Village in Tehran province, Iran

Shahrak-e Jafariyeh (شهرک جعفریه) (Note: Also romanized as Shahrak-e Ja‘farīyeh; also known as Ja‘farīyeh) is a village in Malard-e Shomali Rural District (Note: Formerly Malard Rural District) of the Central District in Malard County, Tehran province, Iran.

==Demographics==
===Population===
At the time of the 2006 National Census, the village's population was 7,856 in 1,933 households, when it was in Ferdows Rural District of the Central District in Shahriar County.
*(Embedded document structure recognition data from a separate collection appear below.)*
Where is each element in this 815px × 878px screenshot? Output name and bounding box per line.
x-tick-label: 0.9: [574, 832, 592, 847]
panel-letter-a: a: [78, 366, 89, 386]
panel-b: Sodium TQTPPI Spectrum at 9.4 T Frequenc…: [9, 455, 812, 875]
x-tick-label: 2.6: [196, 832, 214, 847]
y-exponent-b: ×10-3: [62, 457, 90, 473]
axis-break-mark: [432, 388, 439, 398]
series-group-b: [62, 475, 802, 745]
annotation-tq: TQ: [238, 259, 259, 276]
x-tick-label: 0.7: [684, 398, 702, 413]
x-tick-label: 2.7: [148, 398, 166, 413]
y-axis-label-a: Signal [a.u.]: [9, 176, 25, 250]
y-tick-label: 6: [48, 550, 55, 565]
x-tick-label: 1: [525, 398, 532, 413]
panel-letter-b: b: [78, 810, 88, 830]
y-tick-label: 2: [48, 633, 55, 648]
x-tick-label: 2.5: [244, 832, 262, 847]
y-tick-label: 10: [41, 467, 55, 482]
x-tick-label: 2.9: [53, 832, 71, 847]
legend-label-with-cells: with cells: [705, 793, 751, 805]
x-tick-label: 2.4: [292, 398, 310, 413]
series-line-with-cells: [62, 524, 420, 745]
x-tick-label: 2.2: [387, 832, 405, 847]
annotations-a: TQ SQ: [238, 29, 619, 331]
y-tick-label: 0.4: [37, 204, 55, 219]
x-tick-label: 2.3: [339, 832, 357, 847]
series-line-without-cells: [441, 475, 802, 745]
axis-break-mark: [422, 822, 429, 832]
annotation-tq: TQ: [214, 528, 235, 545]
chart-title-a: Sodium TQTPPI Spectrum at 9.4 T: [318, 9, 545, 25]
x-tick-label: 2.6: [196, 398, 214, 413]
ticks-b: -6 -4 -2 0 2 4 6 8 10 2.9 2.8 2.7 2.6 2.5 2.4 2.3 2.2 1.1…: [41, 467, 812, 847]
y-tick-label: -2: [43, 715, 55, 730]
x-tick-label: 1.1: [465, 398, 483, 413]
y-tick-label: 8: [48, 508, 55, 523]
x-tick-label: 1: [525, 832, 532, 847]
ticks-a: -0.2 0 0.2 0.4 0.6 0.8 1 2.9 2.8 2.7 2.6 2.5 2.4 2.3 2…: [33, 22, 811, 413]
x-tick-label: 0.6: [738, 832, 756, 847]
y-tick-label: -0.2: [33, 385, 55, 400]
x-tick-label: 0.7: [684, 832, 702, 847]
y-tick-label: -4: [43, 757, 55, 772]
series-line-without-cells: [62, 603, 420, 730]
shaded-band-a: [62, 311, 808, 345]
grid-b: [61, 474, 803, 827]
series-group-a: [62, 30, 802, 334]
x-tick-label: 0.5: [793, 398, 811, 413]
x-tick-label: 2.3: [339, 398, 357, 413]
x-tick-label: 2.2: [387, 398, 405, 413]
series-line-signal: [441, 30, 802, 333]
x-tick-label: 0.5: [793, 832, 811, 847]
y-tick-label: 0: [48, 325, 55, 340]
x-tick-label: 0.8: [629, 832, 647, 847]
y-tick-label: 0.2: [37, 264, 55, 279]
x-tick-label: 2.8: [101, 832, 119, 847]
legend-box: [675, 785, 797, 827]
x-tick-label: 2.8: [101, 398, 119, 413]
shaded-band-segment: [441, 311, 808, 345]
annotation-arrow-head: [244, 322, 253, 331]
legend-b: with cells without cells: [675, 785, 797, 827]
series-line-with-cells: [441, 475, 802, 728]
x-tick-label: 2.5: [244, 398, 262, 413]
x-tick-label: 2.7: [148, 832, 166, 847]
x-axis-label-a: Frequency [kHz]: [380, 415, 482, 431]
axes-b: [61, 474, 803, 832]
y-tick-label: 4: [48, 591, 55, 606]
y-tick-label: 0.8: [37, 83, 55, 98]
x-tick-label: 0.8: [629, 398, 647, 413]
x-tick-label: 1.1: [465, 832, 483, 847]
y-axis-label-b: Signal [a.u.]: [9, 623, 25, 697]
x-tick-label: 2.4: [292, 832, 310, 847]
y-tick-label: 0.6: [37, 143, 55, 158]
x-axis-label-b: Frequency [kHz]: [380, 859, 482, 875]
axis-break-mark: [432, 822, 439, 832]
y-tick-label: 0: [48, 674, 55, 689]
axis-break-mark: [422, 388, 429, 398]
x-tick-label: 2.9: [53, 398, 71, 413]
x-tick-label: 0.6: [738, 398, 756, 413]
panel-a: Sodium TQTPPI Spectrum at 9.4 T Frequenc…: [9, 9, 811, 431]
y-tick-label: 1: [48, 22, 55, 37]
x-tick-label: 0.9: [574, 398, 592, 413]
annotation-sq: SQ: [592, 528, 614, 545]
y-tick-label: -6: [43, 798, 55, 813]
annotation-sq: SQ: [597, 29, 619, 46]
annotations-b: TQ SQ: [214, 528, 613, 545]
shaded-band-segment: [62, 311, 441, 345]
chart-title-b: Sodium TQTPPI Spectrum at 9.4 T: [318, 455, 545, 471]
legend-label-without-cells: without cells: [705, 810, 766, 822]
The following census in 2011 counted 10,788 people in 2,936 households, by which time the village had been separated from the county in the establishment of Malard County. Shahrak-e Jafariyeh was transferred to Malard-e Shomali Rural District in the new Central District. It was the most populous village in its rural district.